Si des voix s'élèvent autour de la limite du dixième de seconde, aucun consensus ne semble exister. Trois entreprises se partagent le marché : Seiko (qui officiait aux Mondiaux et donc sur la course de Devon Allen), Omega (aux JO et en Diamond League) et Finish Linx (prestataire pour Matsport sur les championnats d'Europe). Tous sont homologués par World Athletics. Seiko et Omega mesurent directement la force de l'athlète dans les starting blocks (la pression) tandis que Finish Linx utilise l'accéléromètre (le mouvement). Le signal est ensuite traité en courbe de poussée que le juge voit apparaître sur son écran de contrôle. 

"L'algorithme n'est pas connu des starters. Très peu de gens savent précisément comment est calculé le temps de réaction", explique Kevin Legrand. 

"A l'arrière du plot de départ, il y a un capteur de pression qui mesure 4 000 fois par seconde la force horizontale d'un athlète. On a un impact énorme pour l'athlète en cas de disqualification. Il faut donc une technologie très précise et fonctionnelle."

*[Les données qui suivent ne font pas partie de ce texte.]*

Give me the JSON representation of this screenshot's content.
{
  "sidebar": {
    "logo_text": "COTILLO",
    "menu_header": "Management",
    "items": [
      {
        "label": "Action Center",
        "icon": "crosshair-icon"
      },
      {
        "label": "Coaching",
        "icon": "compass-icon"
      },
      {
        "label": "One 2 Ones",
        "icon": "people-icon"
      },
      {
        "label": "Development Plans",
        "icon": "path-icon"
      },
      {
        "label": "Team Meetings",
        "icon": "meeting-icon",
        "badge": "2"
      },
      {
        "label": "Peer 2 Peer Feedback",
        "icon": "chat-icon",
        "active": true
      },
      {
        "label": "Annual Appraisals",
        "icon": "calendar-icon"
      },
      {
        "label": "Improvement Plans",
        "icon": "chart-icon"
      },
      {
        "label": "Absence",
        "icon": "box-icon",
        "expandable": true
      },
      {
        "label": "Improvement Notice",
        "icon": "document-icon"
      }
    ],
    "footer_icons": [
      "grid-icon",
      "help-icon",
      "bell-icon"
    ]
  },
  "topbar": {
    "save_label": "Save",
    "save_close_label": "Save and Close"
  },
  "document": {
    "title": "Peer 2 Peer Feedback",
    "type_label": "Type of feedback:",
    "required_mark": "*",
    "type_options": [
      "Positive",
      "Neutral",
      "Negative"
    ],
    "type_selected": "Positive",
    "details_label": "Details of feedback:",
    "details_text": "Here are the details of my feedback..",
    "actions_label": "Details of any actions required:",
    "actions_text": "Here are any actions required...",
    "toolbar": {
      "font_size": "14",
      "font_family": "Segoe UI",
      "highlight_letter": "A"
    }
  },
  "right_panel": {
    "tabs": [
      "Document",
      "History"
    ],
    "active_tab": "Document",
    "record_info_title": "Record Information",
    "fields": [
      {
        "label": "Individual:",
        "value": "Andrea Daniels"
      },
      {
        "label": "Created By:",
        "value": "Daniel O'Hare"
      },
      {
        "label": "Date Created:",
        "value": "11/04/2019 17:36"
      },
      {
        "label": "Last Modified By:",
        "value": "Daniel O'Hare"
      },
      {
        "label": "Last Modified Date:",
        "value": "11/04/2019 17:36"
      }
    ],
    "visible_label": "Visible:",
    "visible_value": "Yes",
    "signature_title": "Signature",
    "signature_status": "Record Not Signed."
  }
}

Alain Zobrist, CEO d'Omega Timing

à franceinfo: sport

Un algorithme pas si mystérieux à entendre le chronométreur officiel des Jeux olympiques (qui n'officiait pas sur les Mondiaux d'Eugene), Omega. "Il n'y a rien de sorcier, répond Alain Zobrist, CEO d'Omega Timing. Juste un calcul de pression en continu, tout simple, qui transmet l'information auprès de la centrale faux départ". Le doute n'existe donc pas du côté d'Omega. La machine, rigoureusement exacte dans sa détection, applique le seuil imposé par World Athletics.

Décision arbitrale

Au-delà des machines techniques, la disqualification demeure un choix arbitral, toutes les données en main. Par exemple, dans le cas de Devon Allen, les juge-arbitres interrogés ne partageaient pas le même avis.

Devon Allen en finale du 110m haies, le 17 juillet 2022 à Eugene. (POOL FOR YOMIURI / YOMIURI)

Pour Nicolas Doumeng, c'est finalement... Grant Holloway, sacré champion du monde, qui aurait dû être pénalisé. "Depuis cet hiver, il monte après les autres au "prêt". Le starter est obligé de l'attendre et il impose donc son rythme. Le faux départ d'Allen pourrait donc être provoqué par une attente trop longue." Une interprétation que ne partage pas tout à fait Kevin Legrand : pour lui, le faux-départ de Devon Allen ne tient pas à ce mouvement parasitaire. VAR ou centrale de départ, la décision reste humaine.